Гений христианства

Молодое поколение несет в себе все самое прекрасное и благородное; меня властно влечет к нему, словно в нем — источник моей собственной юности; я желаю ему успеха и счастья и потому считаю своим долгом не льстить ему. Заблуждения толкнули его на ложный путь, в конце которого его не ждет ничего, кроме отвращения и страдания. Я знаю, что сегодня у него нет достойного поприща, что оно задыхается в кругу посредственностей, поэтому искры таланта, сверкнув в ночи, мгновенно гаснут[460]; но лучше и достойнее долго и кропотливо трудиться в тиши и вдали от людей, нежели наспех слагать стихи, обреченные на скорое забвение.

Я подхожу к концу главы, и меня одолевают угрызения совести вкупе с сомнениями; угрызения совести—» ибо я осмелился сказать, что Данте, Шекспир, Тассо, Камоэнс, Шиллер, Мильтон, Расин, Боссюэ, Корнель и некоторые другие, возможно, не удостоятся всемирной славы, какой удостоились Гомер и Вергилий; сомнения — ибо я решил, что эпоха всеобщих авторитетов кончилась.

Зачем же я отнимаю у человека ощущение бесконечности, без которого он ничего не свершит и никогда не поднимется на достойную его высоту? Если я чувствую, как угасают мои жизненные силы, разве следует из этого, что их не хватает и моим соседям? Не от легкой ли досады на самого себя подхожу я со слишком строгими требованиями к способностям других? Ну что ж, вернем все в исходное положение: возвратим сегодняшним и завтрашним талантам надежду на непреходящую славу, которой вполне достойны несколько современных писателей и писательниц[461]: если они обретут всемирную известность, меня это лишь обрадует. Отстав в пути, я не стану ни сетовать, ни тем более о чем–либо сожалеть:

Si post fata venit gloria, non propero [462].

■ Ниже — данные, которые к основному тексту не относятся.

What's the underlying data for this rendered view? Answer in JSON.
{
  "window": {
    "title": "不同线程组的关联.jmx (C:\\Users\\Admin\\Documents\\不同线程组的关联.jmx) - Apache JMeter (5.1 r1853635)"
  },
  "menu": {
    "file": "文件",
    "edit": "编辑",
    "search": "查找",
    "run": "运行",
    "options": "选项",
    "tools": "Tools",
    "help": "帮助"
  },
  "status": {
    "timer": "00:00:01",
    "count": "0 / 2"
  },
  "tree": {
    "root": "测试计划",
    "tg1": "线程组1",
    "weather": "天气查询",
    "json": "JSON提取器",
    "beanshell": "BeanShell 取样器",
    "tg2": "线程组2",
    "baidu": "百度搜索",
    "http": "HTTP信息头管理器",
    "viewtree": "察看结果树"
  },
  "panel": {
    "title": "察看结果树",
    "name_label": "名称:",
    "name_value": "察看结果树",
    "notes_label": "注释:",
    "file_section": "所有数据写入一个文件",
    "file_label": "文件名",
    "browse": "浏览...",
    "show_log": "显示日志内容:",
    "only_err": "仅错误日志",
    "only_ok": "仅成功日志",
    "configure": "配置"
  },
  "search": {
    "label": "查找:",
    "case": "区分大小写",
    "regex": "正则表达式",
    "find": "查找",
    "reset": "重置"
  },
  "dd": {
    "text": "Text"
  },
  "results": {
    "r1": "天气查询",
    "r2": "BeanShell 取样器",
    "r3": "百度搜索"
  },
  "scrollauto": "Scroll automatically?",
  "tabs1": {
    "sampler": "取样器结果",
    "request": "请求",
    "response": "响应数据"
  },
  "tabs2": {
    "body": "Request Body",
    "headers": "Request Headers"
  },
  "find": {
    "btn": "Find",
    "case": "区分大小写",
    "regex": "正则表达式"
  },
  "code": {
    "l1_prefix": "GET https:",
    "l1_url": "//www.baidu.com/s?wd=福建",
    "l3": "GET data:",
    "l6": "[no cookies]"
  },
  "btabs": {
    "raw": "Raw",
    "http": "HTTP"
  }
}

Романы. — Печальные истины, которые обнаруживаются при чтении долгой переписки. — Эпистолярный стиль

<···> Действие и персонажи романов в письмах ограничены узким пространством, и потому романы эти не пробуждают ни грусти, ни сострадания и не содержат философской истины. Иное дело — подлинная переписка. Возьмите, например, собрание сочинений Вольтера; прочтите первое письмо, адресованное в 1715 году маркизе де Мимюр, и последнюю записку, посланную 26 мая 1778 года, за четыре дня до смерти, графу де Лалли Тол· лендалю; задумайтесь обо всем, что произошло за разделяющие эти два послания шестьдесят три года.

Взгляните на длинное шествие усопших: Шолье, Сидевиль, Тирио, Альгаротти, Женонвиль, Гельвеций; дамы — принцесса Байрейтская, супруга маршала де Виллара, маркиза де Помпадур, графиня де Фонтен, маркиза Дю Шатле, госпожа Дени, а также прелестные беззаботные создания — особы вроде Лекуврер, Любер, Госсен, Салле, Камарго — Терпсихоры с поступью граций[463], как писал поэт; их легкий пепел развеяла ныне по ветру порхающая по сцене Тальони.

Рано или поздно, перевернув страницу этой переписки, вы не находите на обороте одного из привычных имен; новый Женонвиль, новая Дю Шатле всплывают, чтобы через двадцать писем уйти навсегда: одна дружба сменяет другую, старая любовь уступает место новой.

Приближаясь к могиле, знаменитый старец утрачивает связь с поколениями, вступающими в жизнь: только слава его достигает их ушей; для них жив лишь его голос, доносящийся из Фернейской пустыни.

Какая бездна разделяет стихи к единственному сыну Людовика XIV:

Монарха славного дитя, Ты — наше упованье[464], —

и стансы к госпоже Дю Деффан:

Восьми десятилетий узы На миг расторг негромкий глас МоеА старинной, дряхлой Музы, И это удивляет Вас… Порой смеется лист зеленый Сквозь снег, летящий на цветник, И тешит мир — но, убеленный, Сей лист увянет через миг[465].

Прусский король, русская императрица[466], все могущественные и знаменитые люди земли, преклонив колена, принимают, словно грамоту, дарующую бессмертие, несколько строк того, кто был свидетелем кончины Людовика XIV, правления Людовика XV, рождения и царствования Людовика XVI и является живой историей Франции от Короля–Солнца до Короля–Мученика.